Companies conduct "evaluations" of AI models by teams of staff and outside researchers. These are standardized tests, known as benchmarks, that assess models’ abilities and the performance of different groups’ systems or older versions. However, recent advances in AI technology have meant many of the newest models have been able to get close to or above 90 per cent accuracy on existing tests, highlighting the need for new benchmarks.

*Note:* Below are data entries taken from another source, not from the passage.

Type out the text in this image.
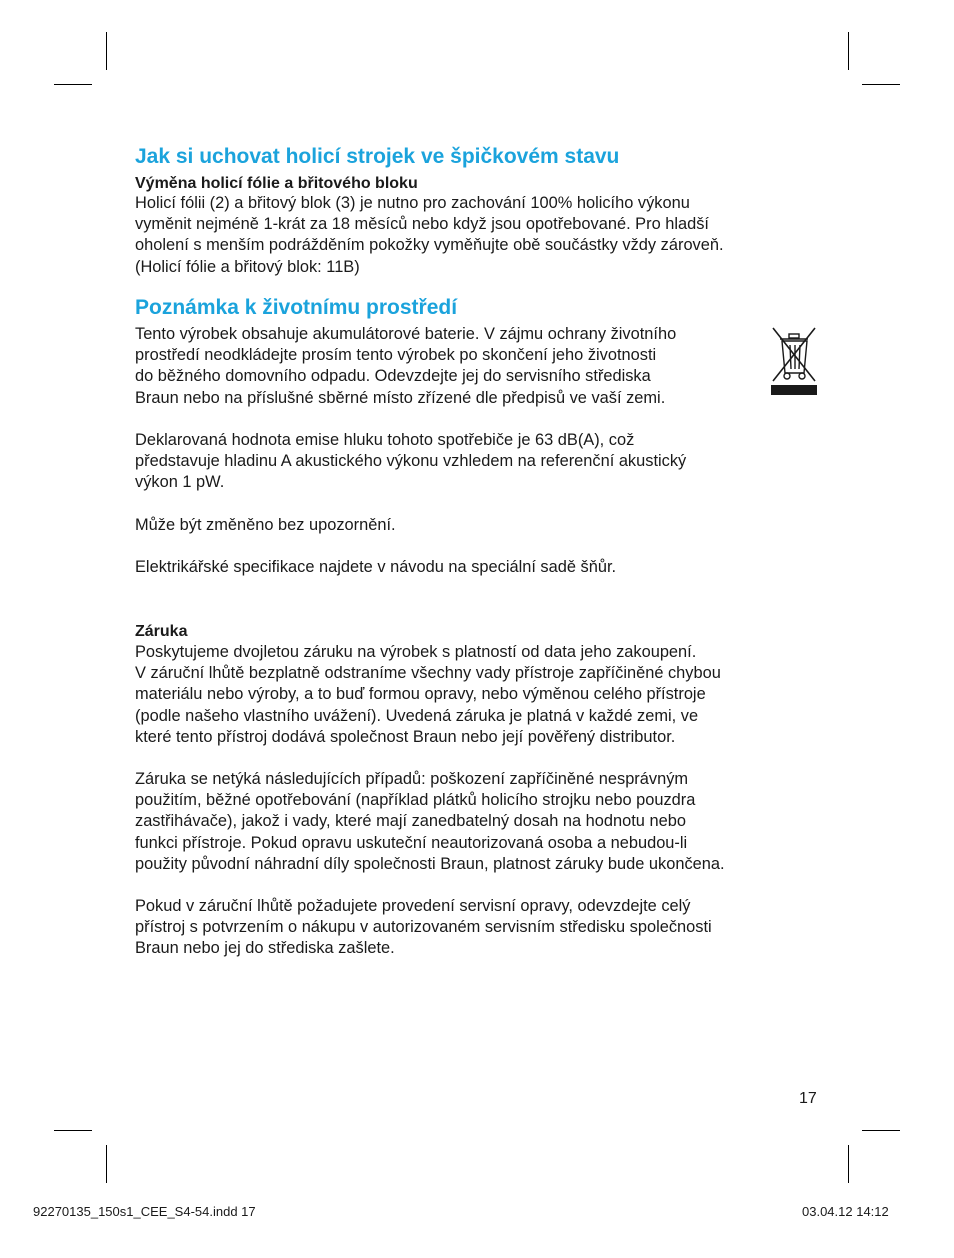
Jak si uchovat holicí strojek ve špičkovém stavu
Výměna holicí fólie a břitového bloku
Holicí fólii (2) a břitový blok (3) je nutno pro zachování 100% holicího výkonu
vyměnit nejméně 1-krát za 18 měsíců nebo když jsou opotřebované. Pro hladší
oholení s menším podrážděním pokožky vyměňujte obě součástky vždy zároveň.
(Holicí fólie a břitový blok: 11B)
Poznámka k životnímu prostředí
Tento výrobek obsahuje akumulátorové baterie. V zájmu ochrany životního
prostředí neodkládejte prosím tento výrobek po skončení jeho životnosti
do běžného domovního odpadu. Odevzdejte jej do servisního střediska
Braun nebo na příslušné sběrné místo zřízené dle předpisů ve vaší zemi.
Deklarovaná hodnota emise hluku tohoto spotřebiče je 63 dB(A), což
představuje hladinu A akustického výkonu vzhledem na referenční akustický
výkon 1 pW.
Může být změněno bez upozornění.
Elektrikářské specifikace najdete v návodu na speciální sadě šňůr.
Záruka
Poskytujeme dvojletou záruku na výrobek s platností od data jeho zakoupení.
V záruční lhůtě bezplatně odstraníme všechny vady přístroje zapříčiněné chybou
materiálu nebo výroby, a to buď formou opravy, nebo výměnou celého přístroje
(podle našeho vlastního uvážení). Uvedená záruka je platná v každé zemi, ve
které tento přístroj dodává společnost Braun nebo její pověřený distributor.
Záruka se netýká následujících případů: poškození zapříčiněné nesprávným
použitím, běžné opotřebování (například plátků holicího strojku nebo pouzdra
zastřihávače), jakož i vady, které mají zanedbatelný dosah na hodnotu nebo
funkci přístroje. Pokud opravu uskuteční neautorizovaná osoba a nebudou-li
použity původní náhradní díly společnosti Braun, platnost záruky bude ukončena.
Pokud v záruční lhůtě požadujete provedení servisní opravy, odevzdejte celý
přístroj s potvrzením o nákupu v autorizovaném servisním středisku společnosti
Braun nebo jej do střediska zašlete.
17
92270135_150s1_CEE_S4-54.indd 17	03.04.12 14:12
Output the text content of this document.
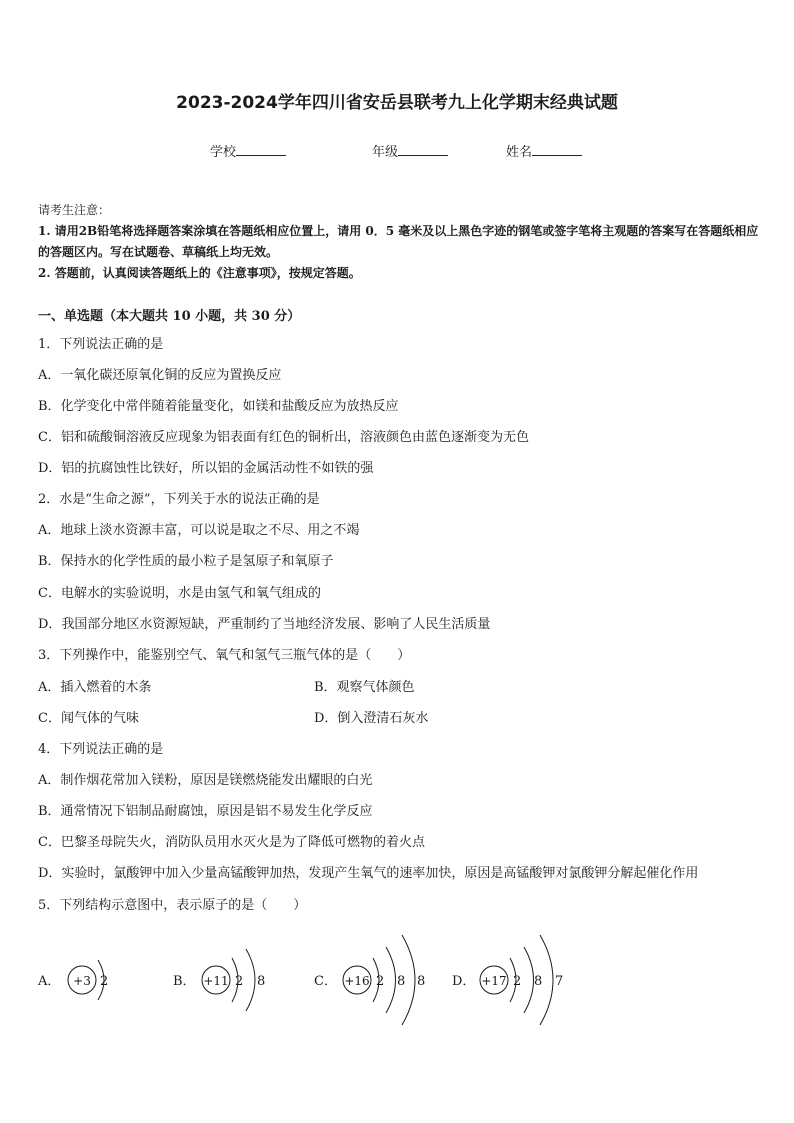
2023-2024学年四川省安岳县联考九上化学期末经典试题
学校	年级	姓名
请考生注意：
1. 请用2B铅笔将选择题答案涂填在答题纸相应位置上，请用 0．5 毫米及以上黑色字迹的钢笔或签字笔将主观题的答案写在答题纸相应的答题区内。写在试题卷、草稿纸上均无效。
2. 答题前，认真阅读答题纸上的《注意事项》，按规定答题。
一、单选题（本大题共 10 小题，共 30 分）
1．下列说法正确的是
A．一氧化碳还原氧化铜的反应为置换反应
B．化学变化中常伴随着能量变化，如镁和盐酸反应为放热反应
C．铝和硫酸铜溶液反应现象为铝表面有红色的铜析出，溶液颜色由蓝色逐渐变为无色
D．铝的抗腐蚀性比铁好，所以铝的金属活动性不如铁的强
2．水是“生命之源”，下列关于水的说法正确的是
A．地球上淡水资源丰富，可以说是取之不尽、用之不竭
B．保持水的化学性质的最小粒子是氢原子和氧原子
C．电解水的实验说明，水是由氢气和氧气组成的
D．我国部分地区水资源短缺，严重制约了当地经济发展、影响了人民生活质量
3．下列操作中，能鉴别空气、氧气和氢气三瓶气体的是（　　）
A．插入燃着的木条	B．观察气体颜色
C．闻气体的气味	D．倒入澄清石灰水
4．下列说法正确的是
A．制作烟花常加入镁粉，原因是镁燃烧能发出耀眼的白光
B．通常情况下铝制品耐腐蚀，原因是铝不易发生化学反应
C．巴黎圣母院失火，消防队员用水灭火是为了降低可燃物的着火点
D．实验时，氯酸钾中加入少量高锰酸钾加热，发现产生氧气的速率加快，原因是高锰酸钾对氯酸钾分解起催化作用
5．下列结构示意图中，表示原子的是（　　）
A． +3 2	B． +11 2 8	C． +16 2 8 8 D． +17 2 8 7
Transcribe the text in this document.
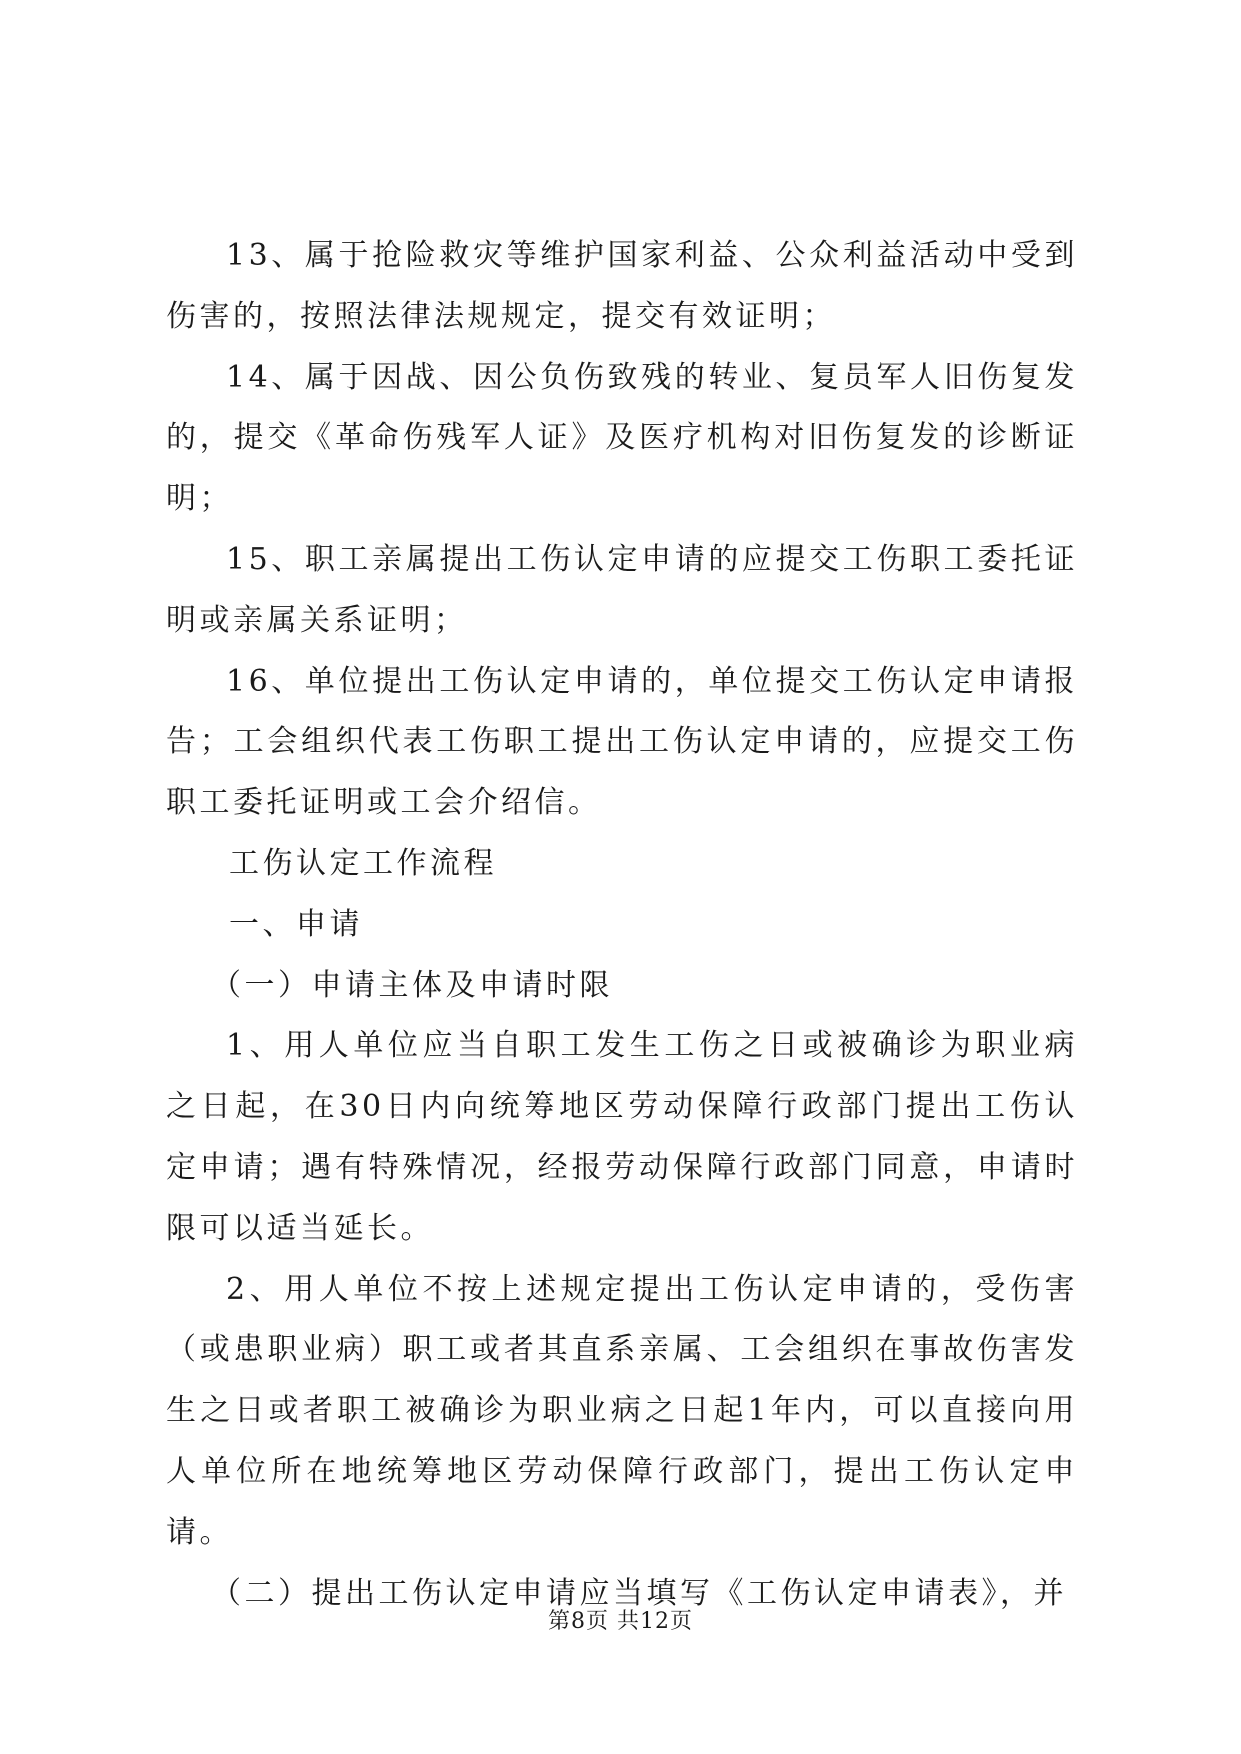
13、属于抢险救灾等维护国家利益、公众利益活动中受到伤害的，按照法律法规规定，提交有效证明；

14、属于因战、因公负伤致残的转业、复员军人旧伤复发的，提交《革命伤残军人证》及医疗机构对旧伤复发的诊断证明；

15、职工亲属提出工伤认定申请的应提交工伤职工委托证明或亲属关系证明；

16、单位提出工伤认定申请的，单位提交工伤认定申请报告；工会组织代表工伤职工提出工伤认定申请的，应提交工伤职工委托证明或工会介绍信。

工伤认定工作流程

一、申请

（一）申请主体及申请时限

1、用人单位应当自职工发生工伤之日或被确诊为职业病之日起，在30日内向统筹地区劳动保障行政部门提出工伤认定申请；遇有特殊情况，经报劳动保障行政部门同意，申请时限可以适当延长。

2、用人单位不按上述规定提出工伤认定申请的，受伤害（或患职业病）职工或者其直系亲属、工会组织在事故伤害发生之日或者职工被确诊为职业病之日起1年内，可以直接向用人单位所在地统筹地区劳动保障行政部门，提出工伤认定申请。

（二）提出工伤认定申请应当填写《工伤认定申请表》，并

第8页 共12页
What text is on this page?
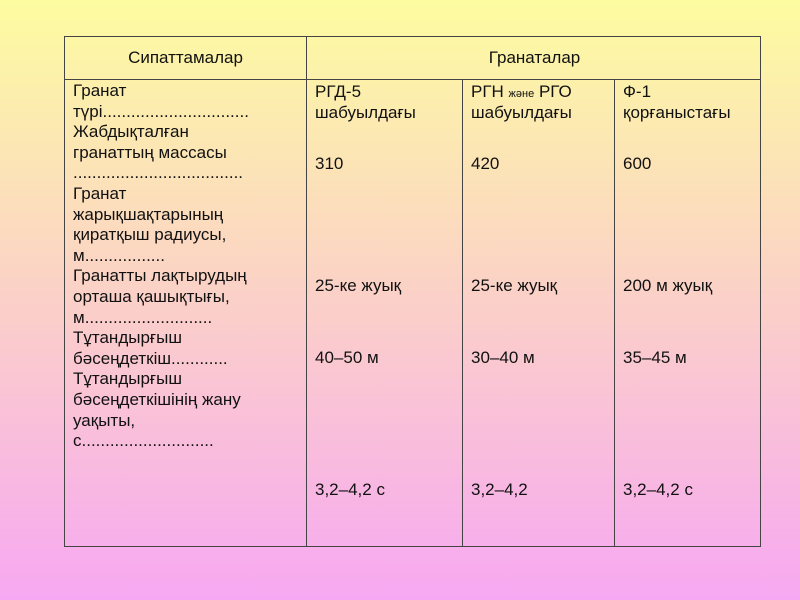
Сипаттамалар	Гранаталар
Гранат
түрі...............................
Жабдықталған
гранаттың массасы
....................................
Гранат
жарықшақтарының
қиратқыш радиусы,
м.................
Гранатты лақтырудың
орташа қашықтығы,
м...........................
Тұтандырғыш
бәсеңдеткіш............
Тұтандырғыш
бәсеңдеткішінің жану
уақыты,
с............................
РГД-5
шабуылдағы
310
25-ке жуық
40–50 м
3,2–4,2 с
РГН және РГО
шабуылдағы
420
25-ке жуық
30–40 м
3,2–4,2
Ф-1
қорғаныстағы
600
200 м жуық
35–45 м
3,2–4,2 с
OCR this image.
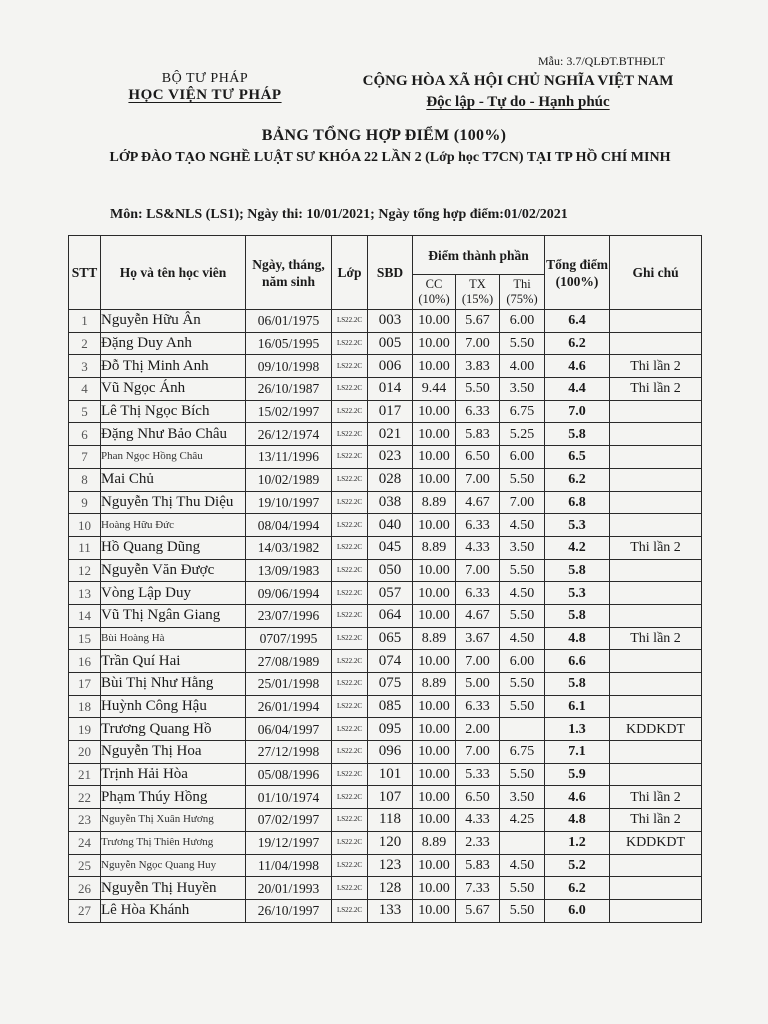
Mẫu: 3.7/QLĐT.BTHĐLT
BỘ TƯ PHÁP
HỌC VIỆN TƯ PHÁP
CỘNG HÒA XÃ HỘI CHỦ NGHĨA VIỆT NAM
Độc lập - Tự do - Hạnh phúc
BẢNG TỔNG HỢP ĐIỂM (100%)
LỚP ĐÀO TẠO NGHỀ LUẬT SƯ KHÓA 22 LẦN 2 (Lớp học T7CN) TẠI TP HỒ CHÍ MINH
Môn: LS&NLS (LS1); Ngày thi: 10/01/2021; Ngày tổng hợp điểm:01/02/2021
STT	Họ và tên học viên	Ngày, tháng, năm sinh	Lớp	SBD	Điểm thành phần			Tổng điểm (100%)	Ghi chú
					CC (10%)	TX (15%)	Thi (75%)		
1	Nguyễn Hữu Ân	06/01/1975	LS22.2C	003	10.00	5.67	6.00	6.4	
2	Đặng Duy Anh	16/05/1995	LS22.2C	005	10.00	7.00	5.50	6.2	
3	Đỗ Thị Minh Anh	09/10/1998	LS22.2C	006	10.00	3.83	4.00	4.6	Thi lần 2
4	Vũ Ngọc Ánh	26/10/1987	LS22.2C	014	9.44	5.50	3.50	4.4	Thi lần 2
5	Lê Thị Ngọc Bích	15/02/1997	LS22.2C	017	10.00	6.33	6.75	7.0	
6	Đặng Như Bảo Châu	26/12/1974	LS22.2C	021	10.00	5.83	5.25	5.8	
7	Phan Ngọc Hồng Châu	13/11/1996	LS22.2C	023	10.00	6.50	6.00	6.5	
8	Mai Chủ	10/02/1989	LS22.2C	028	10.00	7.00	5.50	6.2	
9	Nguyễn Thị Thu Diệu	19/10/1997	LS22.2C	038	8.89	4.67	7.00	6.8	
10	Hoàng Hữu Đức	08/04/1994	LS22.2C	040	10.00	6.33	4.50	5.3	
11	Hồ Quang Dũng	14/03/1982	LS22.2C	045	8.89	4.33	3.50	4.2	Thi lần 2
12	Nguyễn Văn Được	13/09/1983	LS22.2C	050	10.00	7.00	5.50	5.8	
13	Vòng Lập Duy	09/06/1994	LS22.2C	057	10.00	6.33	4.50	5.3	
14	Vũ Thị Ngân Giang	23/07/1996	LS22.2C	064	10.00	4.67	5.50	5.8	
15	Bùi Hoàng Hà	0707/1995	LS22.2C	065	8.89	3.67	4.50	4.8	Thi lần 2
16	Trần Quí Hai	27/08/1989	LS22.2C	074	10.00	7.00	6.00	6.6	
17	Bùi Thị Như Hằng	25/01/1998	LS22.2C	075	8.89	5.00	5.50	5.8	
18	Huỳnh Công Hậu	26/01/1994	LS22.2C	085	10.00	6.33	5.50	6.1	
19	Trương Quang Hồ	06/04/1997	LS22.2C	095	10.00	2.00		1.3	KDDKDT
20	Nguyễn Thị Hoa	27/12/1998	LS22.2C	096	10.00	7.00	6.75	7.1	
21	Trịnh Hải Hòa	05/08/1996	LS22.2C	101	10.00	5.33	5.50	5.9	
22	Phạm Thúy Hồng	01/10/1974	LS22.2C	107	10.00	6.50	3.50	4.6	Thi lần 2
23	Nguyễn Thị Xuân Hương	07/02/1997	LS22.2C	118	10.00	4.33	4.25	4.8	Thi lần 2
24	Trương Thị Thiên Hương	19/12/1997	LS22.2C	120	8.89	2.33		1.2	KDDKDT
25	Nguyễn Ngọc Quang Huy	11/04/1998	LS22.2C	123	10.00	5.83	4.50	5.2	
26	Nguyễn Thị Huyền	20/01/1993	LS22.2C	128	10.00	7.33	5.50	6.2	
27	Lê Hòa Khánh	26/10/1997	LS22.2C	133	10.00	5.67	5.50	6.0	
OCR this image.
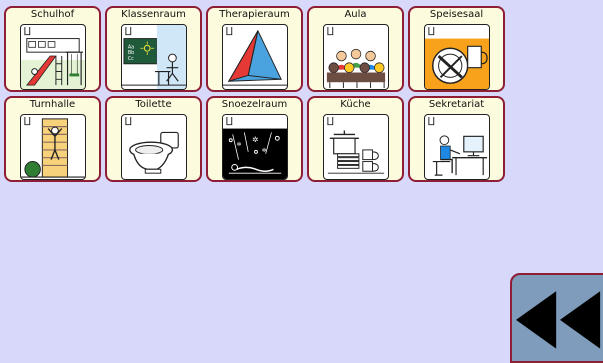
Schulhof	Klassenraum
Aa
Bb
Cc
Therapieraum	Aula	Speisesaal
Turnhalle	Toilette	Snoezelraum
✲
✲
✲
Küche	Sekretariat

Internal Benchmarks and Concerns

To deal with this issue, several tech groups including Meta, OpenAI, and Microsoft have created their own internal benchmarks and tests for intelligence. However, this has raised concerns within the industry over the ability to compare the technology in the absence of public tests.

Public Benchmarks

Current public benchmarks, such as Hellaswag and MMLU, use multiple-choice questions to assess common sense and knowledge across various topics. However, researchers argue this method is now becoming redundant and models need more complex problems.

New Benchmarks and Evaluations

One public benchmark, SWE-bench Verified, was updated in August to better evaluate autonomous systems based on feedback from companies, including OpenAI. It uses real-world software problems sourced from the developer platform GitHub and involves supplying the AI agent with a code repository and an engineering issue, asking them to fix it. The tasks require reasoning to complete.

Reasoning and Planning

The ability to reason and plan is critical to unlocking the potential of AI agents that can conduct tasks over multiple steps and applications, and correct themselves. "We are discovering new ways of measuring these systems and of course one of those is reasoning, which is an important frontier," said Ece Kamar, VP and lab director of AI Frontiers at Microsoft research.

Challenges and Debates

Some, including researchers from Apple, have questioned whether current large language models are "reasoning" or purely "pattern matching" the closest similar data seen in their training. "In the narrower domains [that] enterprises care about, they do reason," said Ruchir Puri, chief scientist at IBM Research. "[The debate is around] this broader concept of reasoning at a human level, that would almost put it in the context of artificial general intelligence. Do they really reason, or are they parroting?"

Conclusion

The need for new benchmarks has led to efforts by external organizations. In September, the start-up Scale AI and Hendryks announced a project called "Humanity’s Last Exam", which crowdsourced complex questions from experts across different disciplines that required abstract reasoning to complete. Another example is FrontierMath, a novel benchmark released this week, created by expert mathematicians. Based on this test, the most advanced models can complete less than 2 per cent of questions.

FAQs

Q: Why are current benchmarks becoming obsolete?
A: Recent advances in AI technology have meant many of the newest models have been able to get close to or above 90 per cent accuracy on existing tests, highlighting the need for new benchmarks.

Q: What are internal benchmarks and how do they differ from public benchmarks?
A: Internal benchmarks are created by companies themselves to evaluate their own AI models, while public benchmarks are standardized tests that can be used to compare different models.

Q: What is the importance of reasoning and planning in AI agents?
A: The ability to reason and plan is critical to unlocking the potential of AI agents that can conduct tasks over multiple steps and applications, and correct themselves.

Q: Are current large language models truly "reasoning" or just "pattern matching"?
A: The debate is ongoing, with some arguing that current models are not truly reasoning, while others argue that they do reason, but in a limited sense.